La Cadenita de Oro: Un Tesoro de 500 Euros o una Piedra Preciosa
Según declaraciones de un testigo presencial, vecino de la calle de los Pinos, “La cadena no era de oro, era de plástico con pintura, pero el orgullo de la familia no se deja tocar”. Uno de los implicados, un abuelo llamado Don Fermín, afirmó con la voz temblorosa de quien ha perdido su honor: “Esa cadena llevaba la bendición de la Virgen del Carmelo, y quien la tocase, moría”. Por el contrario, la otra familia juró que era una cadena de oro 18 quilates que su tía abuela había dejado en testamento, y que estaba inscrita en la ley del oro puro. La discusión sobre la pureza del metal elevó la temperatura de la zona hasta niveles peligrosos para los perros de la zona.

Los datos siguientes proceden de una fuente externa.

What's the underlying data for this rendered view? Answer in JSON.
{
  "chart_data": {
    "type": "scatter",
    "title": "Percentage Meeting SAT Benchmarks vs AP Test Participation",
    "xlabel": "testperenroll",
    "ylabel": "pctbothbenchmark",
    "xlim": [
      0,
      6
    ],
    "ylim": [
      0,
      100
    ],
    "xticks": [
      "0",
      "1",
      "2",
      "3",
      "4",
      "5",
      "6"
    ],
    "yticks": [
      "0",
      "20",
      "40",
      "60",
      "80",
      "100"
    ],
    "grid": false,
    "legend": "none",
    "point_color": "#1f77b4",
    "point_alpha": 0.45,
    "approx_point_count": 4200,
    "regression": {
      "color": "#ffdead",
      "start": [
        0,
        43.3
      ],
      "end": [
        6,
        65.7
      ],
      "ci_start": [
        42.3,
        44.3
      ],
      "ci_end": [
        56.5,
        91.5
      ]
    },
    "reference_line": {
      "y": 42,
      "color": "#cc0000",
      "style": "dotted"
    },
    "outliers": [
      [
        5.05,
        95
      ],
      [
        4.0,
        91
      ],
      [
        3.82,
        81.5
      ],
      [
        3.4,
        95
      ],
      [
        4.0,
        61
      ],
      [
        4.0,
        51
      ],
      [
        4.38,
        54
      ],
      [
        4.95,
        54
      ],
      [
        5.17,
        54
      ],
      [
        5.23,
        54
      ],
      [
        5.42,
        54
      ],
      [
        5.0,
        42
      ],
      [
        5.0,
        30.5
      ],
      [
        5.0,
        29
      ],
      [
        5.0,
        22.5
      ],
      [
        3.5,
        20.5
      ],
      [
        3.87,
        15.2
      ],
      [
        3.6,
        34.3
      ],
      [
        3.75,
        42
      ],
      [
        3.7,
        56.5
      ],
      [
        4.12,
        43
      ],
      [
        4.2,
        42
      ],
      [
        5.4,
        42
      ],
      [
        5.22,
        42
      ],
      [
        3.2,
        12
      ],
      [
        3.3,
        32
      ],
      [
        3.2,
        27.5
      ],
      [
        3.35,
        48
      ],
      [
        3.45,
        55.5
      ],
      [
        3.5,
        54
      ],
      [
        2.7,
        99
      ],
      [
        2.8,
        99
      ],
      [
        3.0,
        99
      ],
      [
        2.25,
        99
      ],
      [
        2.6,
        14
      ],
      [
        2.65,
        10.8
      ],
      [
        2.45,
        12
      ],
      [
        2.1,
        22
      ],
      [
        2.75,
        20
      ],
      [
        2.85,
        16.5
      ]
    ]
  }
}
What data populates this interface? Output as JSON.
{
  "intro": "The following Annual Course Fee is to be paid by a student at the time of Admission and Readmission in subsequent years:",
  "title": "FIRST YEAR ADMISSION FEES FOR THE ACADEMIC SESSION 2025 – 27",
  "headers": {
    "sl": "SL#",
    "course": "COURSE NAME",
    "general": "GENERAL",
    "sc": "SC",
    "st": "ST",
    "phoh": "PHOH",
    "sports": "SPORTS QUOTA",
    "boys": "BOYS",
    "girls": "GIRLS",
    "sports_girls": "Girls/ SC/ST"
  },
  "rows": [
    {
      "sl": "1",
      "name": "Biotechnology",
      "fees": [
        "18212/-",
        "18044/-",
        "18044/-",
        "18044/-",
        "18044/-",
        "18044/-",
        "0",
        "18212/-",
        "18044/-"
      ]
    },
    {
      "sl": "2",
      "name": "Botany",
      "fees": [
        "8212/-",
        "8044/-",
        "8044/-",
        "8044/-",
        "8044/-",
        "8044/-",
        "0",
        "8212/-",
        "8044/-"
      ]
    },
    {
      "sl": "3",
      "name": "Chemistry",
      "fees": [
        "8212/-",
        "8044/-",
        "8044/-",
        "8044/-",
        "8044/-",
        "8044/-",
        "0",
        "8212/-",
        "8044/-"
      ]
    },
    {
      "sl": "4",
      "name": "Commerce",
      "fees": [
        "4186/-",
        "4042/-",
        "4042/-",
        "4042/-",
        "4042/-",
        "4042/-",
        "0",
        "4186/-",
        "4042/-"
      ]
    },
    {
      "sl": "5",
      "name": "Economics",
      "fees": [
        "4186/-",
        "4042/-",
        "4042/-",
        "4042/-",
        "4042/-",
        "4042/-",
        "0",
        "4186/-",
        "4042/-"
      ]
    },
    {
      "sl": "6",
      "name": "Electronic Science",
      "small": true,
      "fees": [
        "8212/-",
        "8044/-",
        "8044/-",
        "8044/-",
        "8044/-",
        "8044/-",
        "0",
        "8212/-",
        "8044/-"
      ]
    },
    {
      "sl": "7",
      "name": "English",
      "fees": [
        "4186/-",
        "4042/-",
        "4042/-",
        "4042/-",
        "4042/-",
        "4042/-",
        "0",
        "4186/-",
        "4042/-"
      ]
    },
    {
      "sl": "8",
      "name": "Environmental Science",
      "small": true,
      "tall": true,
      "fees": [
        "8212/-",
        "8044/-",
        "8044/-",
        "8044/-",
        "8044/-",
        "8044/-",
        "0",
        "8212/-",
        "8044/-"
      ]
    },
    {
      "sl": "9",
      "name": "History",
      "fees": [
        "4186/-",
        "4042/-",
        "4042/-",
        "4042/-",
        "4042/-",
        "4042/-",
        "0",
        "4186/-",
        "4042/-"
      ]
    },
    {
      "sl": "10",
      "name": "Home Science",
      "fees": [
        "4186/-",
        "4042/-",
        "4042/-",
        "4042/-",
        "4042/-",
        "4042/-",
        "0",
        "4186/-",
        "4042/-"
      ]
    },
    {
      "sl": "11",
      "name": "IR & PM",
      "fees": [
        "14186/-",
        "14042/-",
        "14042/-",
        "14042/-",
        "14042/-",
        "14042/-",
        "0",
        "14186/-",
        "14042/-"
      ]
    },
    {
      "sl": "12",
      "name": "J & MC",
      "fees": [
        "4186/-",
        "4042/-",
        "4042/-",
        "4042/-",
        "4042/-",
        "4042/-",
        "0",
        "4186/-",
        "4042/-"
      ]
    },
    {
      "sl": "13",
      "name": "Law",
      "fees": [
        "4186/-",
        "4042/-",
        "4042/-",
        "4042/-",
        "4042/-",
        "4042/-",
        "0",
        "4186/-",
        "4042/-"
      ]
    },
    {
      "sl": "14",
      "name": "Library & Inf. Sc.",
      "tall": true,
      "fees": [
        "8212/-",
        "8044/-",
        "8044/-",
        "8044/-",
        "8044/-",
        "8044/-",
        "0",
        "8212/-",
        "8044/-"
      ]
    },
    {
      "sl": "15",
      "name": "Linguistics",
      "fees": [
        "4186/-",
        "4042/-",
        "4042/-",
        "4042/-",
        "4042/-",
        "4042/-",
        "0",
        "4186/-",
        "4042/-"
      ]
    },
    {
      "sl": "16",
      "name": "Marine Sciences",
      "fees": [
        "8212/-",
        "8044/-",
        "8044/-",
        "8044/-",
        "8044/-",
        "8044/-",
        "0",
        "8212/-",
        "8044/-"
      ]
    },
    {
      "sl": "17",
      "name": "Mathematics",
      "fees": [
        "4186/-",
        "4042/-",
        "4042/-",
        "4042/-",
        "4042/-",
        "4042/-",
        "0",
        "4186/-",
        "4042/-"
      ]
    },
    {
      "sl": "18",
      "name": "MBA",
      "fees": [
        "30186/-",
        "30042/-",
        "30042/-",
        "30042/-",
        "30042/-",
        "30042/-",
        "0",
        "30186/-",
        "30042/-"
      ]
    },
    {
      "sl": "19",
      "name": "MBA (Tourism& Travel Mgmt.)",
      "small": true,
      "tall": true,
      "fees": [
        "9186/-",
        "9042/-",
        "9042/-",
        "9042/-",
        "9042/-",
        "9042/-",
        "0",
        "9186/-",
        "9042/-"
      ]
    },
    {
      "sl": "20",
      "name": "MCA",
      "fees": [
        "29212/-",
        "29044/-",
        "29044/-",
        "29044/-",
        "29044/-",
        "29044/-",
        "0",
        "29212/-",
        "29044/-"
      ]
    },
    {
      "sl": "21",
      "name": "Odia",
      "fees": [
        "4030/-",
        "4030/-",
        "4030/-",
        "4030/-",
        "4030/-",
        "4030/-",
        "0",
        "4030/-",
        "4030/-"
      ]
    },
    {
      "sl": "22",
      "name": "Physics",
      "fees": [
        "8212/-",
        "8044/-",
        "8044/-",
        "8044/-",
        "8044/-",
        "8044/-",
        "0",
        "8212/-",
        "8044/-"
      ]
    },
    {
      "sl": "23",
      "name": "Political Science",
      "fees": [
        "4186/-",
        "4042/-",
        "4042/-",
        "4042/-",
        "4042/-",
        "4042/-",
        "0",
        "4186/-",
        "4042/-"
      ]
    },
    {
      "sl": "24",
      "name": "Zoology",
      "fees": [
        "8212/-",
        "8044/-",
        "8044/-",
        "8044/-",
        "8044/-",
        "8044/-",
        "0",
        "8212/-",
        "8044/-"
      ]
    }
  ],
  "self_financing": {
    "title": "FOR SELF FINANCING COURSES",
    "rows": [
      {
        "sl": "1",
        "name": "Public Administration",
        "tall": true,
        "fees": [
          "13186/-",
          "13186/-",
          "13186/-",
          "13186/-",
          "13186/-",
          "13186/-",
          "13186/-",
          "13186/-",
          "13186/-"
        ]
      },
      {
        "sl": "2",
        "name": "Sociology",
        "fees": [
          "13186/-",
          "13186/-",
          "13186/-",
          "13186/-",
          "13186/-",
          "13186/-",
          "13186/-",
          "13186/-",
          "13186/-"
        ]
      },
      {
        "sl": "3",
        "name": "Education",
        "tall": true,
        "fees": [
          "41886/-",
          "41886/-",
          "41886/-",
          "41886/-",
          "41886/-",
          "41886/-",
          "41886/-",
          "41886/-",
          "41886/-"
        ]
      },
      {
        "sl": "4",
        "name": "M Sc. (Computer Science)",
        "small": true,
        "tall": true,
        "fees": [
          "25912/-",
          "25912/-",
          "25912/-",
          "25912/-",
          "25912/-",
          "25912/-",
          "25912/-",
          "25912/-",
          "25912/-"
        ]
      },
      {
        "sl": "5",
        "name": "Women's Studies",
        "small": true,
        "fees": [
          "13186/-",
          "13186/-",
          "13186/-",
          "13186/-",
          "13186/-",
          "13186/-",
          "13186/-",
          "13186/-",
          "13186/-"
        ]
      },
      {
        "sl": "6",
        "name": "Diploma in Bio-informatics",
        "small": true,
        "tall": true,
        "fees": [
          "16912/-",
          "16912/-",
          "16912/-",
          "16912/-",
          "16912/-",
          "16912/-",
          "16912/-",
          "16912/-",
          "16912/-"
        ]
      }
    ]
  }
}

La Guardia Civil: Héroes de la Tranquilidad en la Avenida de la Estación
Cuando la situación estuvo a punto de derivar en un duelo de picas y piedras, la Guardia Civil llegó como un rayo de luz. No fueron los típicos agentes de uniforme que gritan “¡Al suelo!”, sino los héroes de la paz. Los agentes tuvieron que usar su técnica especial de “mirada suave” para desactivar la ira de los vecinos. Un oficial declaró: “Aquí en Oviedo, la paciencia es nuestra arma más letal”. La intervención duró solo cinco minutos, pero en esos cinco minutos se salvaron vidas y se evitó que la avenida se convirtiera en una zona de guerra nuclear.
Los Pitufos y el Círculo de la Convivencia
Al final, la cadena fue devuelta a su legítimo dueño, quien resultó ser el vecino de enfrente que la había prestado por error. Los vecinos de Oviedo, esos valientes pitufos y carbayones, se reunieron en la plaza para pedir que nunca más se olvide la importancia de la comunidad. Ahora, los vecinos prometen resolver sus disputas en el bar del barrio, donde el café es más valioso que el oro. La paz volvió a San Claudio, aunque el olor a pimentón y a miedo de la próxima reyerta ya se siente en el aire.